I don't know what lazy is but the one you just used is reluctant. The one I used is greedy. If you agree with this then you'll agree mine will deal with nested tables but yours won't.
Ollie Saunders wrote:I don't know what lazy is but the one you just used is reluctant. The one I used is greedy. If you agree with this then you'll agree mine will deal with nested tables but yours won't.
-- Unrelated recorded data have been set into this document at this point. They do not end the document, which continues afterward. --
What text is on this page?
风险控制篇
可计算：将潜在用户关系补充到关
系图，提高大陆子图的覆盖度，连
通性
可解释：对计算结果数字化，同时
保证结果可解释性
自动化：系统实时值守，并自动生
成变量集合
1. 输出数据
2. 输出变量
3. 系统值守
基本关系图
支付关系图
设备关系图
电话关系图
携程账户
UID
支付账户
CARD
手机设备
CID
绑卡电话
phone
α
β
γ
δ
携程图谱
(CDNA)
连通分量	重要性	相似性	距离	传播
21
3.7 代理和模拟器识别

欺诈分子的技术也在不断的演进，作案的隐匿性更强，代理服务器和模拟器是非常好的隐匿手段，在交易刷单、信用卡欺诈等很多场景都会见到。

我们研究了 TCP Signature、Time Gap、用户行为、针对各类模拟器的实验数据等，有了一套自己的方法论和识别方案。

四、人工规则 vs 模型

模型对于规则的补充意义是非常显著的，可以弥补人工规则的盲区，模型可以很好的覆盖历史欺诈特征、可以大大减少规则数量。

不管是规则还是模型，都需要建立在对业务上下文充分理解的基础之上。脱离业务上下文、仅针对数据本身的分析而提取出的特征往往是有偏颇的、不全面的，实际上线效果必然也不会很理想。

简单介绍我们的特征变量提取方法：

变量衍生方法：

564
Yes, you are indeed correct. Yours works correctly for nested tables and mine fails. However, I was thinking of the case where the file has multiple tables in series, not nested, in which case mine works correctly and yours fails. Here is one that uses recursion and works for both cases:
<?php // File: NestedTables.php
$data = file_get_contents('NestedTablesTestData.html');
$pattern = '%
<table\b[^>]*+> # match opening TABLE tag
(?: # non-capture group for alternation
(?: # match chars inside a TABLE element
(?! # at a position that is not followed by
<table\b[^>]*+> # either an opening TABLE tag
| # or
</table> # a closing TABLE tag
). # match one char
)++ # until all chars within TABLE consumed
| # or...
(?R) # match a whole nested TABLE element
)*+ # as many as it takes until
</table> # balanced closing TABLE tag is matched
%six';
if (preg_match($pattern, $data, $matches) > 0) {
print_r($matches);
}
?>
Here is the "NestedTablesTestData.html" test file that works with the above script...
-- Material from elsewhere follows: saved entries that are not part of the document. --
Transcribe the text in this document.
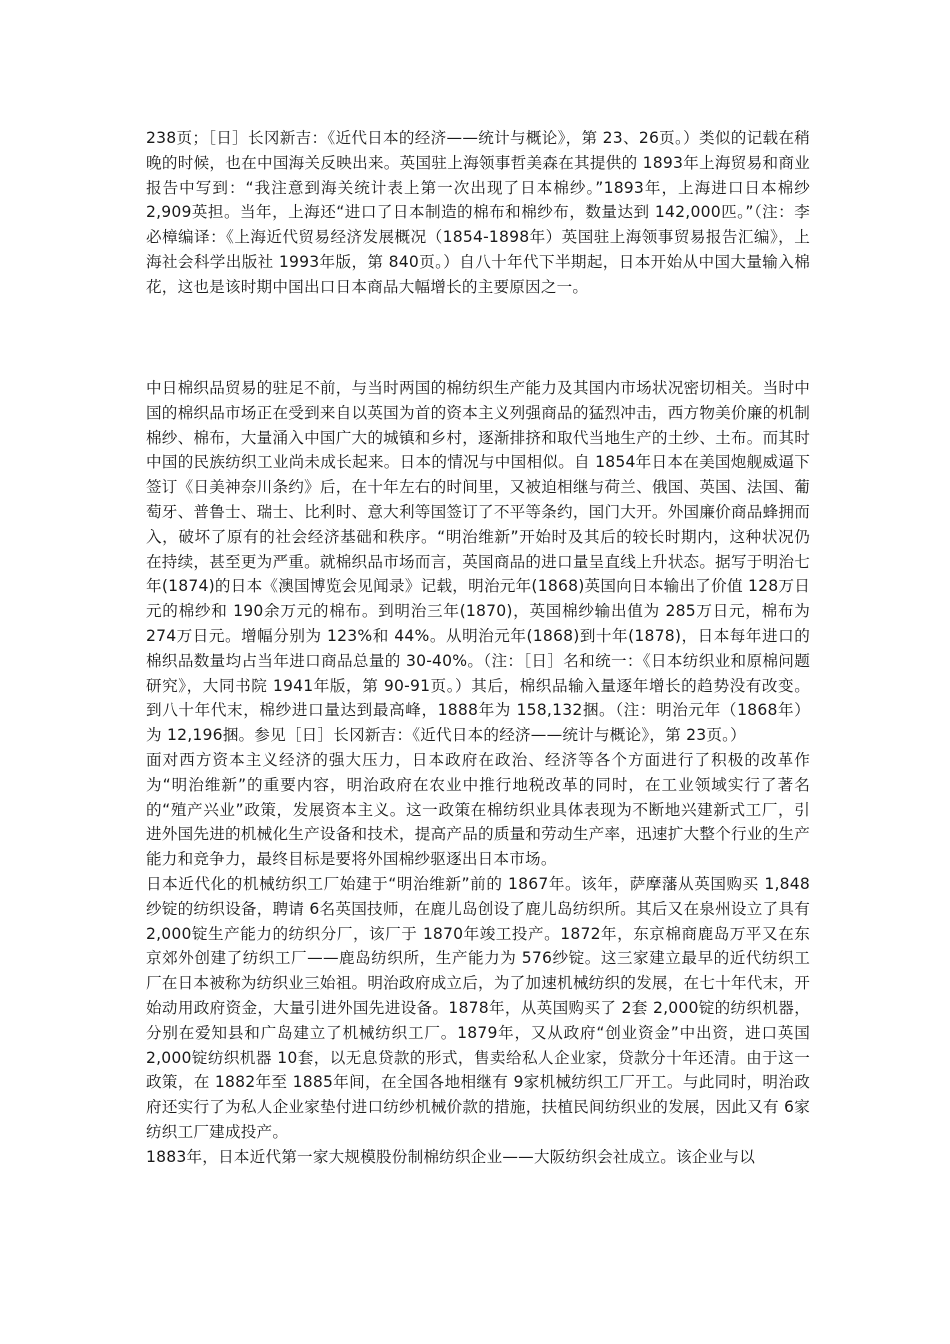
238页；［日］长冈新吉：《近代日本的经济——统计与概论》，第 23、26页。）类似的记载在稍晚的时候，也在中国海关反映出来。英国驻上海领事哲美森在其提供的 1893年上海贸易和商业报告中写到：“我注意到海关统计表上第一次出现了日本棉纱。”1893年，上海进口日本棉纱 2,909英担。当年，上海还“进口了日本制造的棉布和棉纱布，数量达到 142,000匹。”（注：李必樟编译：《上海近代贸易经济发展概况（1854-1898年）英国驻上海领事贸易报告汇编》，上海社会科学出版社 1993年版，第 840页。）自八十年代下半期起，日本开始从中国大量输入棉花，这也是该时期中国出口日本商品大幅增长的主要原因之一。

中日棉织品贸易的驻足不前，与当时两国的棉纺织生产能力及其国内市场状况密切相关。当时中国的棉织品市场正在受到来自以英国为首的资本主义列强商品的猛烈冲击，西方物美价廉的机制棉纱、棉布，大量涌入中国广大的城镇和乡村，逐渐排挤和取代当地生产的土纱、土布。而其时中国的民族纺织工业尚未成长起来。日本的情况与中国相似。自 1854年日本在美国炮舰威逼下签订《日美神奈川条约》后，在十年左右的时间里，又被迫相继与荷兰、俄国、英国、法国、葡萄牙、普鲁士、瑞士、比利时、意大利等国签订了不平等条约，国门大开。外国廉价商品蜂拥而入，破坏了原有的社会经济基础和秩序。“明治维新”开始时及其后的较长时期内，这种状况仍在持续，甚至更为严重。就棉织品市场而言，英国商品的进口量呈直线上升状态。据写于明治七年(1874)的日本《澳国博览会见闻录》记载，明治元年(1868)英国向日本输出了价值 128万日元的棉纱和 190余万元的棉布。到明治三年(1870)，英国棉纱输出值为 285万日元，棉布为 274万日元。增幅分别为 123%和 44%。从明治元年(1868)到十年(1878)，日本每年进口的棉织品数量均占当年进口商品总量的 30-40%。（注：［日］名和统一：《日本纺织业和原棉问题研究》，大同书院 1941年版，第 90-91页。）其后，棉织品输入量逐年增长的趋势没有改变。到八十年代末，棉纱进口量达到最高峰，1888年为 158,132捆。（注：明治元年（1868年）为 12,196捆。参见［日］长冈新吉：《近代日本的经济——统计与概论》，第 23页。）

面对西方资本主义经济的强大压力，日本政府在政治、经济等各个方面进行了积极的改革作为“明治维新”的重要内容，明治政府在农业中推行地税改革的同时，在工业领域实行了著名的“殖产兴业”政策，发展资本主义。这一政策在棉纺织业具体表现为不断地兴建新式工厂，引进外国先进的机械化生产设备和技术，提高产品的质量和劳动生产率，迅速扩大整个行业的生产能力和竞争力，最终目标是要将外国棉纱驱逐出日本市场。

日本近代化的机械纺织工厂始建于“明治维新”前的 1867年。该年，萨摩藩从英国购买 1,848纱锭的纺织设备，聘请 6名英国技师，在鹿儿岛创设了鹿儿岛纺织所。其后又在泉州设立了具有 2,000锭生产能力的纺织分厂，该厂于 1870年竣工投产。1872年，东京棉商鹿岛万平又在东京郊外创建了纺织工厂——鹿岛纺织所，生产能力为 576纱锭。这三家建立最早的近代纺织工厂在日本被称为纺织业三始祖。明治政府成立后，为了加速机械纺织的发展，在七十年代末，开始动用政府资金，大量引进外国先进设备。1878年，从英国购买了 2套 2,000锭的纺织机器，分别在爱知县和广岛建立了机械纺织工厂。1879年，又从政府“创业资金”中出资，进口英国 2,000锭纺织机器 10套，以无息贷款的形式，售卖给私人企业家，贷款分十年还清。由于这一政策，在 1882年至 1885年间，在全国各地相继有 9家机械纺织工厂开工。与此同时，明治政府还实行了为私人企业家垫付进口纺纱机械价款的措施，扶植民间纺织业的发展，因此又有 6家纺织工厂建成投产。

1883年，日本近代第一家大规模股份制棉纺织企业——大阪纺织会社成立。该企业与以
The regex in my previous post matches outermost TABLE elements each of which may contain nested TABLEs. The following regex matches innermost TABLE elements, which may NOT contain nested TABLEs.
<?php // File: NestedTablesInnermost.php
$data = file_get_contents('NestedTablesTestData.html');
// regex to match innermost TABLEs which may NOT contain nested TABLEs
$pattern_innermost = '%
<table\b[^>]*+> # match opening TABLE tag
(?: # match chars inside a TABLE element
(?! # at a position that is not followed by
<table\b[^>]*+> # either an opening TABLE tag
| # or
</table> # a closing TABLE tag
). # match one char
)*+ # until all chars within TABLE consumed
</table> # match closing TABLE tag
%six';
if (preg_match($pattern_innermost, $data, $matches) > 0) {
echo("Inner pattern matched. Here are the results:\r\n");
print_r($matches);
}
?>
Matching TABLEs that lie in-between these two extremes would not be a job for a regex.